In 2016, 6 million Ster-Kinekor customers’ details were leaked in a website flaw while the eThekwini Municipality’s e-services allowed access to 98 000 Durban residents’ details.
In 2017, enriched data of 50 million South Africans from Dracore Data Sciences were sold and leaked. In 2018, a flaw in Viewfines, an online traffic ticket payment system, leaked 900 000 users’ details.
That same year, Facebook, through the Cambridge Analytica scandal, leaked 59 000 users’ personal information. And just last year, personal data of 24 million South Africans and more than 700 000 businesses was breached through Experian, a credit bureau.
This is but a sample of the litany of leaks, hacks and breaches of personal information and data that have occurred in South Africa recently.
There are also the hacks of WhatsApp in 2019 by an “intelligence” firm; the financial services giant Liberty breach of 2018 and the insurance firm Momentum’s last year.
There were hacks of the presidency’s websites and the public broadcaster SABC, although, apparently, no data was compromised.
If there is anything the digital era – or error if you feel some type of way – has patently exposed to us, it is that your personal data will be breached at some point. Privacy and data breaches occur at almost every firm.
What is your most precious data? Is it your cell number, email address, ID number, messages, car number plate, location data, IP and home addresses, device information, passwords, bank details or credit card information?

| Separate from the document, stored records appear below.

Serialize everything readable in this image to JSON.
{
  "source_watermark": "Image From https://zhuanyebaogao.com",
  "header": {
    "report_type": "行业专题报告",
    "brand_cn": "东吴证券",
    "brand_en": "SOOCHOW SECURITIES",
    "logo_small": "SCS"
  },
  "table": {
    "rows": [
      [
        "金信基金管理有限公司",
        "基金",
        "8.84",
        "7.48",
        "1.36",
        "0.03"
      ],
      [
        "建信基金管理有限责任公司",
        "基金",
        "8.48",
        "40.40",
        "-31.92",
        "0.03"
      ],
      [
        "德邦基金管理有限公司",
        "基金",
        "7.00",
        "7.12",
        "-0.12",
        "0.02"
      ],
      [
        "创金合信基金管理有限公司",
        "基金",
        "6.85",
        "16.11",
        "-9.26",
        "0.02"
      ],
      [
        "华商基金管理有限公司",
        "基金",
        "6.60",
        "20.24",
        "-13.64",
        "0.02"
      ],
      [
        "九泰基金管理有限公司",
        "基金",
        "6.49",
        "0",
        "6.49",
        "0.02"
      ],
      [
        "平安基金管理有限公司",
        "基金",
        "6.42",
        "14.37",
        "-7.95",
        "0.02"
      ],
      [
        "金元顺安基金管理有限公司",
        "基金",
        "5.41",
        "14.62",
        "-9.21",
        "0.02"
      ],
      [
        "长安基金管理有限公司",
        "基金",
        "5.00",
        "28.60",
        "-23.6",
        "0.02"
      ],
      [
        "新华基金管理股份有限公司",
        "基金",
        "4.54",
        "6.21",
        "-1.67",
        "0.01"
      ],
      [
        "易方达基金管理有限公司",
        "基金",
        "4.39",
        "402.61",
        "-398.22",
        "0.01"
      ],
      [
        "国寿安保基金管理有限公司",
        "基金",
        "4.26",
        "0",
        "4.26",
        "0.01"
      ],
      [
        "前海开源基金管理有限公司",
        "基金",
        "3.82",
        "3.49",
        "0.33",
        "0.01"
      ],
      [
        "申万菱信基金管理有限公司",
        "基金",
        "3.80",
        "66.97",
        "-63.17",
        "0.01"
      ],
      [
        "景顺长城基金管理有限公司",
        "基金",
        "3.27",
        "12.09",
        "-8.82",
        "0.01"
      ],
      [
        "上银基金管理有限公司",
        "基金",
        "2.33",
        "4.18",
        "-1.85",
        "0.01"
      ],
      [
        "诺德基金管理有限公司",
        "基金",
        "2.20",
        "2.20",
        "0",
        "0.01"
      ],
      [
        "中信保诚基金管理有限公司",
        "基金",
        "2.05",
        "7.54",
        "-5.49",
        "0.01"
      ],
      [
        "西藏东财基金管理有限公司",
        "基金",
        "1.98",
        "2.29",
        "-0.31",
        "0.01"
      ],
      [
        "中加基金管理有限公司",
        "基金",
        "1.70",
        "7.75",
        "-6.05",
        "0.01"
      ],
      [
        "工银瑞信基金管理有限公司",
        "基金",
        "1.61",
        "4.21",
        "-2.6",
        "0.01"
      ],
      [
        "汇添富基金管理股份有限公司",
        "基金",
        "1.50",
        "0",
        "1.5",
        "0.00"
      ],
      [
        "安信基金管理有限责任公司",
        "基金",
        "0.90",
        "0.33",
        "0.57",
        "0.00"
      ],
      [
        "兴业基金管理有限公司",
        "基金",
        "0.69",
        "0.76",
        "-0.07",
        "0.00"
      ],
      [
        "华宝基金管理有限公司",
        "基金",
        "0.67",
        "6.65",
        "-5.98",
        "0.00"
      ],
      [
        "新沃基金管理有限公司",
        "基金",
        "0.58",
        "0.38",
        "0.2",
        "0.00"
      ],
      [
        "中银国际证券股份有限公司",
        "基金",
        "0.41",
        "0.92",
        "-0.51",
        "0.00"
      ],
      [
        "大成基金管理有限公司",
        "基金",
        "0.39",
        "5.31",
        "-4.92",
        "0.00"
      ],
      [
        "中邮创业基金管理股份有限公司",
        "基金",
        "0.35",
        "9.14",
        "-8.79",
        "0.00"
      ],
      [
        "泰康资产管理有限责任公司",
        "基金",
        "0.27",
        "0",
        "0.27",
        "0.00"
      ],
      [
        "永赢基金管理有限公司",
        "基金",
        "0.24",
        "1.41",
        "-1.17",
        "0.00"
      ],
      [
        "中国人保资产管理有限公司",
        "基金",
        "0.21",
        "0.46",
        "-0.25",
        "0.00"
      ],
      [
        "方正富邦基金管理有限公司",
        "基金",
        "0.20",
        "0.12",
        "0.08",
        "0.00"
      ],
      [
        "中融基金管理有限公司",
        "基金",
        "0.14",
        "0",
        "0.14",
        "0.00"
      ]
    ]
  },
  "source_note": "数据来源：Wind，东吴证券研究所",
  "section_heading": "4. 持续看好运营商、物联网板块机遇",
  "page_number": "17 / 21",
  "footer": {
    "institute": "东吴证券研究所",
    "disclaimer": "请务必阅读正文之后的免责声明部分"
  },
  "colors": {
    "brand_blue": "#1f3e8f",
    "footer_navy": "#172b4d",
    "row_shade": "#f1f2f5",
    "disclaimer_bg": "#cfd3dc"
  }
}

All these data points have been compromised at some point in South Africa and, despite owners, or the “protectors” of these compromised data trying to convince clients that they are secure, they cannot guarantee it 100%. Only you, dear reader, can protect your privacy and data to your comfort level.
The Protection of Personal Information Act aims to mitigate some of the risks associated with data collection and how it is used, and will also impose punitive measures for leaks, breaches and hacks.
Unfortunately, companies have until July 1 to comply, which leaves a lot of room for risk.
At a security expo three years ago, the stand-out theme was the ease and legitimacy with which security and intelligence companies, which claim to protect you, can infect your devices.
Many of these companies produce software and hardware that can surveil people and their devices, which in itself does not break the law, mainly because there aren’t any regulation laws.
But, asked about these capabilities, the firms’ responses are: “Yes, it can do this and that but ... ”
There’s often some platitude on how ordinary citizens, even government and businesses, “want” security from criminal elements while touting the greater good.
The point is, total privacy is an illusion that keeps being shoved down our throats to appease our collective outrage.
If you use any digital system, there is and will always be the possibility your most sensitive data will be compromised.
What we need now is not promises but action and consistent, calculated focus on what happens to companies, systems and those found to be using data maliciously.
This is not only a government or legislative issue, but a fundamental human rights crisis that requires action from you, dear reader, to use your voice so that policies and laws can protect “we, the people”. Individually, we also need to take charge of our data through a lifestyle change, with regular digital audits of our privacy settings.
And let’s read the small print before we accept any permissions needed on apps, websites and devices.
Technology and the systems that support it have provided humans with immeasurable gains and great power, but this should not blind us to the inherent deficiencies that exist as we strive for a better life.